3.7 Onderdeel 1d bestrijdt rov. 4.11 waarin het Hof aan zijn voorafgaande overwegingen de conclusie verbindt dat het beroep van Geldnet op overmacht moet worden verworpen en dat de grief tegen de uitleg door de Rechtbank van art. 8:1098 BW onbesproken kan blijven. Uit hetgeen hiervoor is overwogen, vloeit voort dat ook dit onderdeel gegrond is.

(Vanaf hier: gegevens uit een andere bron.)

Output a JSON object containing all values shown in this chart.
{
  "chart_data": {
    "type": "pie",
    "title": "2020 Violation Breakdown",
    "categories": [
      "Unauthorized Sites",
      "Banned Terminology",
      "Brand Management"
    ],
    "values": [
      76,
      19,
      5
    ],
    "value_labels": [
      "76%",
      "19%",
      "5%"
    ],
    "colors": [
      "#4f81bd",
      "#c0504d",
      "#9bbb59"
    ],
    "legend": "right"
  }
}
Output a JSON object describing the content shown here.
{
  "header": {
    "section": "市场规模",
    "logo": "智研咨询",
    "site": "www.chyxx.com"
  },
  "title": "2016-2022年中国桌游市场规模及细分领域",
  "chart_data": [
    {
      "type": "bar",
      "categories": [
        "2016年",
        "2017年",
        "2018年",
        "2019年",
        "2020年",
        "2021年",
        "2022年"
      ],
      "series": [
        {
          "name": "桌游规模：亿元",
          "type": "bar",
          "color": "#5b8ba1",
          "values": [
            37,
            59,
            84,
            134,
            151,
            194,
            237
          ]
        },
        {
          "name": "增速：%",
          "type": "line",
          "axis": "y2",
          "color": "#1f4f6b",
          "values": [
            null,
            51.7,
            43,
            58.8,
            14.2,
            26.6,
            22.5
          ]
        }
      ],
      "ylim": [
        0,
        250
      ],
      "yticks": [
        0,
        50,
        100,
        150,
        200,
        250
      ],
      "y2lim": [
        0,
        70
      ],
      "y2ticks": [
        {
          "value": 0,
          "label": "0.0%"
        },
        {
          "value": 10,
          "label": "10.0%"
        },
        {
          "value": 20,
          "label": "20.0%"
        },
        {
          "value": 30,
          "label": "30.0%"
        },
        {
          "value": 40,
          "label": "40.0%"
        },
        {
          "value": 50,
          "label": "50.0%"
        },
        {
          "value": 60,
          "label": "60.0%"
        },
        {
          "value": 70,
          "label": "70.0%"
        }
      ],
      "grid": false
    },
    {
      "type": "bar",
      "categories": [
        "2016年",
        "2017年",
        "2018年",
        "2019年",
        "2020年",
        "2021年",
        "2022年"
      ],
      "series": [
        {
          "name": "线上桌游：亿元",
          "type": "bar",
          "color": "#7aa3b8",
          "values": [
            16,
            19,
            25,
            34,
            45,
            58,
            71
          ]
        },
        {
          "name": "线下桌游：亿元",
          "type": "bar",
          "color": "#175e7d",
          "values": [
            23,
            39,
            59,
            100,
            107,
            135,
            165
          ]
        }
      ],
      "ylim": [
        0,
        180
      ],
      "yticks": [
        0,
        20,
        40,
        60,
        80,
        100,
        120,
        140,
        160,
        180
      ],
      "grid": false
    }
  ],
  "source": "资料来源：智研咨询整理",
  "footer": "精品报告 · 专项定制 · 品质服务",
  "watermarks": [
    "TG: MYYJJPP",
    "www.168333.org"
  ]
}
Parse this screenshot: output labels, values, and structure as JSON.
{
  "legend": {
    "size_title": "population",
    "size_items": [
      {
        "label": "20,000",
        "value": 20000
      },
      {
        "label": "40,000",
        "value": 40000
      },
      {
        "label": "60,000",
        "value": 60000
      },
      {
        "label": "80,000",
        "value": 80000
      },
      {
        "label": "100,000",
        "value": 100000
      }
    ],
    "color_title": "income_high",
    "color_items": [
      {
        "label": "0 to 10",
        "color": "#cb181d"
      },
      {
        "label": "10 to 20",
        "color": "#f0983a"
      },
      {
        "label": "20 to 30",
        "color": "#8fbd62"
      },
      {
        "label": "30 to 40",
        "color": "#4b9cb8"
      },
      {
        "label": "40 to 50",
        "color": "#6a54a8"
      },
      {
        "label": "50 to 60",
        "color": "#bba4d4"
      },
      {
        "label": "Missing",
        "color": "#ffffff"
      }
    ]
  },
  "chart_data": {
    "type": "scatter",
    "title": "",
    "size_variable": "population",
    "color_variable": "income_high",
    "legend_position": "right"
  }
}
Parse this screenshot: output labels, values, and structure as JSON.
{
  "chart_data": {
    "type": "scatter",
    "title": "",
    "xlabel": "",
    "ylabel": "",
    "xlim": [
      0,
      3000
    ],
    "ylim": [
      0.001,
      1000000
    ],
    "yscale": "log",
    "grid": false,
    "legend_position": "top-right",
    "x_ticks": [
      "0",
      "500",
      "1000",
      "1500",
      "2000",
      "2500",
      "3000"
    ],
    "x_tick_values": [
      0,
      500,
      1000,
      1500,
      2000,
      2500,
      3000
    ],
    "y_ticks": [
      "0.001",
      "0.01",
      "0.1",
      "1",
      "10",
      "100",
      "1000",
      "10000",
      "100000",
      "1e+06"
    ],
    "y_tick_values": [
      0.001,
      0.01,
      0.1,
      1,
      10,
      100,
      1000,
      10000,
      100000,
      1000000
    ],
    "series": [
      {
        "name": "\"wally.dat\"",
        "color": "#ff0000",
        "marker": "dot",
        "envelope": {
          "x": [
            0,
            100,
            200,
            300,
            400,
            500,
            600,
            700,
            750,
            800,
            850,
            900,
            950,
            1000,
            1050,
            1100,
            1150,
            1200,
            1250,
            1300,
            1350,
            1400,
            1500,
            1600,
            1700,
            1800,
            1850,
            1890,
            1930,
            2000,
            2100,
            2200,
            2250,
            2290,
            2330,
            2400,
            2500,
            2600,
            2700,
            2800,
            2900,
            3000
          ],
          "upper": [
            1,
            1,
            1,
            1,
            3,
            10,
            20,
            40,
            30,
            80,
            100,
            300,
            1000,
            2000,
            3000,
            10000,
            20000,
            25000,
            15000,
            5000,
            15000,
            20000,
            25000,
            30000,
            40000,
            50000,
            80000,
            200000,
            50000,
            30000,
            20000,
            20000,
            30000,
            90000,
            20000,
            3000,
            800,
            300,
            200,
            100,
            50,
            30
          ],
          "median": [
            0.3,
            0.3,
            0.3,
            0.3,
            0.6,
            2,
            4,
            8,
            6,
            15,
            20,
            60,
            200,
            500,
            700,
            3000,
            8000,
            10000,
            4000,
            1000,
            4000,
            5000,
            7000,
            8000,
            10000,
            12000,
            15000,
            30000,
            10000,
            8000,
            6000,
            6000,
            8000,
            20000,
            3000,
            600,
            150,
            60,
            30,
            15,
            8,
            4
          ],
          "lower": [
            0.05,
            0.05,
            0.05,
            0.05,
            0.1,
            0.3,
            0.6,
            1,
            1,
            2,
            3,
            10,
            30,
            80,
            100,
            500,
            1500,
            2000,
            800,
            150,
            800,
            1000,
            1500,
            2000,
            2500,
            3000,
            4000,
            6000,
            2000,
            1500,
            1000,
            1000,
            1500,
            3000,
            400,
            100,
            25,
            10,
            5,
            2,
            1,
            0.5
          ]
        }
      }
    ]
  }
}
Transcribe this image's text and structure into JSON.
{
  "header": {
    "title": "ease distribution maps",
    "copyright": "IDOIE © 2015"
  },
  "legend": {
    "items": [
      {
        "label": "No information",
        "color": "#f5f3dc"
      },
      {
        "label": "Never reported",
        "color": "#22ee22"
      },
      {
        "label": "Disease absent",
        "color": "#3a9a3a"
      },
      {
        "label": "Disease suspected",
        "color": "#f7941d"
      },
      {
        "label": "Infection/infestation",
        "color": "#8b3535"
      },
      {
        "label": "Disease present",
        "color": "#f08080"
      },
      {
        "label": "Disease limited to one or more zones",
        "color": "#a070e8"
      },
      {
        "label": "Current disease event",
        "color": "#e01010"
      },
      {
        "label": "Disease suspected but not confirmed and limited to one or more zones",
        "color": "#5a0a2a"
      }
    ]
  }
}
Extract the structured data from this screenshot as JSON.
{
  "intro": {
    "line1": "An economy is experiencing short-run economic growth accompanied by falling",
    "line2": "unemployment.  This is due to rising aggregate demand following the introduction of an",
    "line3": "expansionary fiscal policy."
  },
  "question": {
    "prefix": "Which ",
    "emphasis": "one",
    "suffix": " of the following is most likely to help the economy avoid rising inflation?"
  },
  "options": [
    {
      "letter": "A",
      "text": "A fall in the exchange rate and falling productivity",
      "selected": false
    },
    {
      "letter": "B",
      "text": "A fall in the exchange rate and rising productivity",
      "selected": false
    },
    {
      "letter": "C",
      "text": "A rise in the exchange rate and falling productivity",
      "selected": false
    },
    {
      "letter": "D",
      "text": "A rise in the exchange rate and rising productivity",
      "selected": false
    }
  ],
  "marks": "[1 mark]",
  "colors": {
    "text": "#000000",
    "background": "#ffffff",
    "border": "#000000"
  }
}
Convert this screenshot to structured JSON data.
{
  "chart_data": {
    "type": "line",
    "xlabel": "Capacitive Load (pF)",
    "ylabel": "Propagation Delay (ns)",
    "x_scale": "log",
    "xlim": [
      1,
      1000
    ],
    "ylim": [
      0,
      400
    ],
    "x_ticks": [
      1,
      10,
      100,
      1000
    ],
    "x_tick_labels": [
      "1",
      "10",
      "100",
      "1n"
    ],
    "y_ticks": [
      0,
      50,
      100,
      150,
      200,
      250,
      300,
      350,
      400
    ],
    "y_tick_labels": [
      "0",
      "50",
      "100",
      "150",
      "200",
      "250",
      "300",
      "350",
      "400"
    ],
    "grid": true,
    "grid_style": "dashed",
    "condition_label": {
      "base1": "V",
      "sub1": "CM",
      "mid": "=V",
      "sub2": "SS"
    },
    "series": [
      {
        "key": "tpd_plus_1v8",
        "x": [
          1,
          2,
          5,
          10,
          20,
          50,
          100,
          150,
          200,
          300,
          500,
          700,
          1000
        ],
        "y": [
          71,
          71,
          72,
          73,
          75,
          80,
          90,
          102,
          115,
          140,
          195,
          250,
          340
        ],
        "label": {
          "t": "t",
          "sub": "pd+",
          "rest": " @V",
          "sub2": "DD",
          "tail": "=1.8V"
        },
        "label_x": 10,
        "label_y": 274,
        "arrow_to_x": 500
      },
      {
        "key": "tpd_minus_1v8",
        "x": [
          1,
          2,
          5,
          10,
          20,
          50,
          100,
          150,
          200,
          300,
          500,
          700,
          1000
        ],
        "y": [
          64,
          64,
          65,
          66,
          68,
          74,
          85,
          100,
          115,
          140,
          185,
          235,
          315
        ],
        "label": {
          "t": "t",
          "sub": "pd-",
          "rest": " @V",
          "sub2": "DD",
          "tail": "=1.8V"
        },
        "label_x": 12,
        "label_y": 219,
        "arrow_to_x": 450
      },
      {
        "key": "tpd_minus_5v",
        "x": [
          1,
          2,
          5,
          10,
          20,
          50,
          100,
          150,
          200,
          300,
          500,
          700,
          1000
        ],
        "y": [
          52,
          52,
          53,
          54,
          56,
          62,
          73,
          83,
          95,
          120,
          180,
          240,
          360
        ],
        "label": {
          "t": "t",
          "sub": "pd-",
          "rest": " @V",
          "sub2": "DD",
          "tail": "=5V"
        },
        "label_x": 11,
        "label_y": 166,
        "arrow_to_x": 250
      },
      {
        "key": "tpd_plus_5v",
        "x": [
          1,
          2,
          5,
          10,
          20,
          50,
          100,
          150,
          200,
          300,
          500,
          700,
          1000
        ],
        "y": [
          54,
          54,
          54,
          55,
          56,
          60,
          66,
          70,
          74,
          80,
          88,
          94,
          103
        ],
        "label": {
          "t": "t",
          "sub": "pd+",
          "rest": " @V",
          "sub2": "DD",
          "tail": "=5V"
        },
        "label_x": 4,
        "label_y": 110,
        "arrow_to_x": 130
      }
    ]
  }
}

3.8 Onderdeel 2, dat uitsluitend voorwaardelijk is aangevoerd, behoeft geen behandeling.
4. Beslissing
De Hoge Raad:
vernietigt het arrest van het Gerechtshof te Amsterdam van 22 juni 2000;
verwijst het geding ter verdere behandeling en beslissing naar het Gerechtshof te 's-Gravenhage;
veroordeelt Kwantum in de kosten van het geding in cassatie, tot op deze uitspraak aan de zijde van Geldnet begroot op € 354,85 aan verschotten en € 1.590,-- voor salaris.
Dit arrest is gewezen door de vice-president P. Neleman als voorzitter en de raadsheren C.H.M. Jansen, J.B. Fleers, A.G. Pos en O. de Savornin Lohman, en in het openbaar uitgesproken door de raadsheer O. de Savornin Lohman op 14 juni 2002.